PELITA BERCAHAYA
PELANGI
Oleh
: dian prawirantari
Saat
itu larut malam dan semua orang beranjak meninggalkan bangunan megah tersebut
kecuali seorang wanita muda yang duduk dalam bayang-bayang dedaunan pohon yang
berdiri kokoh tepat di depan butik itu. Di siang hari, jalanan di depan butik
sarat akan debu kotor, namun di malam hari embun yang terbentuk di udara
serta-merta menyingkirkan serpihan debu dari permukaan jalan. Itulah sebabnya
si wanita muda itu senang duduk di sana, saat semua orang justru ingin pulang
ke rumah,ia lebih tertarik melihat manekin yang bagaikan dewi berbalut pakaian
yang menggugah hati tersebut, seolah suasana malam sunyi membawanya ke alam
lain.
Malam berganti pagi, pagi berganti
siang, siang berganti malam, selalu saja wanita muda itu terlihat disana.

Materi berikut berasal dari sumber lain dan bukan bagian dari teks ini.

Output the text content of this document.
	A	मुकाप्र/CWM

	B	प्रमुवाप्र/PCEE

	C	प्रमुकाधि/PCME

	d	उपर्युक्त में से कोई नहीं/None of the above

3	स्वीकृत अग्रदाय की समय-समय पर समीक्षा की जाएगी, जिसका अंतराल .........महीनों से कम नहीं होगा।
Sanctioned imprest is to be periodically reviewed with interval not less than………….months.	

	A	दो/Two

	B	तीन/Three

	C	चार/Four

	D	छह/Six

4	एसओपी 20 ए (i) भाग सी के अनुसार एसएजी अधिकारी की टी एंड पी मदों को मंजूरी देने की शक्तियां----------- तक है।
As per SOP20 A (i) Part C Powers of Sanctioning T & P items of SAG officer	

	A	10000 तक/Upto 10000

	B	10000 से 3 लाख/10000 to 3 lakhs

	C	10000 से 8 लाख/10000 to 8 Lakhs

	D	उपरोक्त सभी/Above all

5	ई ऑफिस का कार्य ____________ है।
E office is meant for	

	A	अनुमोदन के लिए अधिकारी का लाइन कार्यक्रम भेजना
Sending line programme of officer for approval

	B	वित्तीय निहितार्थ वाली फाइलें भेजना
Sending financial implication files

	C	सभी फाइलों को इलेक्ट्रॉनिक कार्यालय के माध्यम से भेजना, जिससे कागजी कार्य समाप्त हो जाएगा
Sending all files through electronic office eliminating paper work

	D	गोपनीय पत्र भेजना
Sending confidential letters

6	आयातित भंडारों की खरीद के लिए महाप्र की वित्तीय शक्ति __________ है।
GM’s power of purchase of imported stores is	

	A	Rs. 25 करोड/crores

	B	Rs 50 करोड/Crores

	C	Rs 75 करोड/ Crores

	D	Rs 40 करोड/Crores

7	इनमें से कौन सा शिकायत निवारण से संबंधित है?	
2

“Mengapa ia tidak pergi?” pikir
wanita dari seberang. Membawa
bertumpuk – tumpuk kain, berteriak, memanggil, siapa saja yang melintas
didepannya. Malu? sudah pasti. Satu lembar kain lima ribu rupiah, tiga lembar
kain duabelas ribu rupiah, proses tawar-menawar itu tidak jarang membuatnya
malu, hingga pipinya memerah, sebagaimana semua orang pasti merasakan hal yang
sama jika mereka ada di posisinya. Berkali - kali sudah Pelangi mempermalukan
diri.Cuma itu?, tentu tidak. memperlihatkan berbagai macam gaya dengan harapan
dapat menghipnotis orang – orang yang bejalan lewat didepannya. Tidak banyak
yang memperdulikannya, bahkan tidak sedikit yang hanya melihat dan langsung
berjalan pergi.
“Haruskah
aku berpidah ke depan gedung itu? atau haruskah aku masuk kedalamnya?”pikiran
pelangi melayang.
Aku
menjauhi trotoar, berjalan maju beberapa langkah dengan wajah tengadah, lalu
dari tengah jalan, seraya mengatupkan kedua tangan agar membentuk corong di
sekitar mulut, aku berteriak sekeras-kerasnya: “Lihat saja Aku bisa lebih dari
kalian, Aku bisa, aku pasti bisa”
Semua
orang melihatnya, tapi ia tidak peduli. Ia lebih memilih melanjutkan jalannya
menuju rumah dengan mata berkaca kaca, sambil dalam hati memohon “ Ibu, tolong
bantu aku”
Termenung sendiri di rumah yang
kecil, ia terdiam melihat layar ponselnya. Satu jam, dua jam, tiga jam waktu
berlalu, “tapi apa yang aku bisa?” diam?menangis?atau mungkin berteriak
bagaikan orang gila?apakah itu akan mengubah nasibku, sebenarnya apa aku ini?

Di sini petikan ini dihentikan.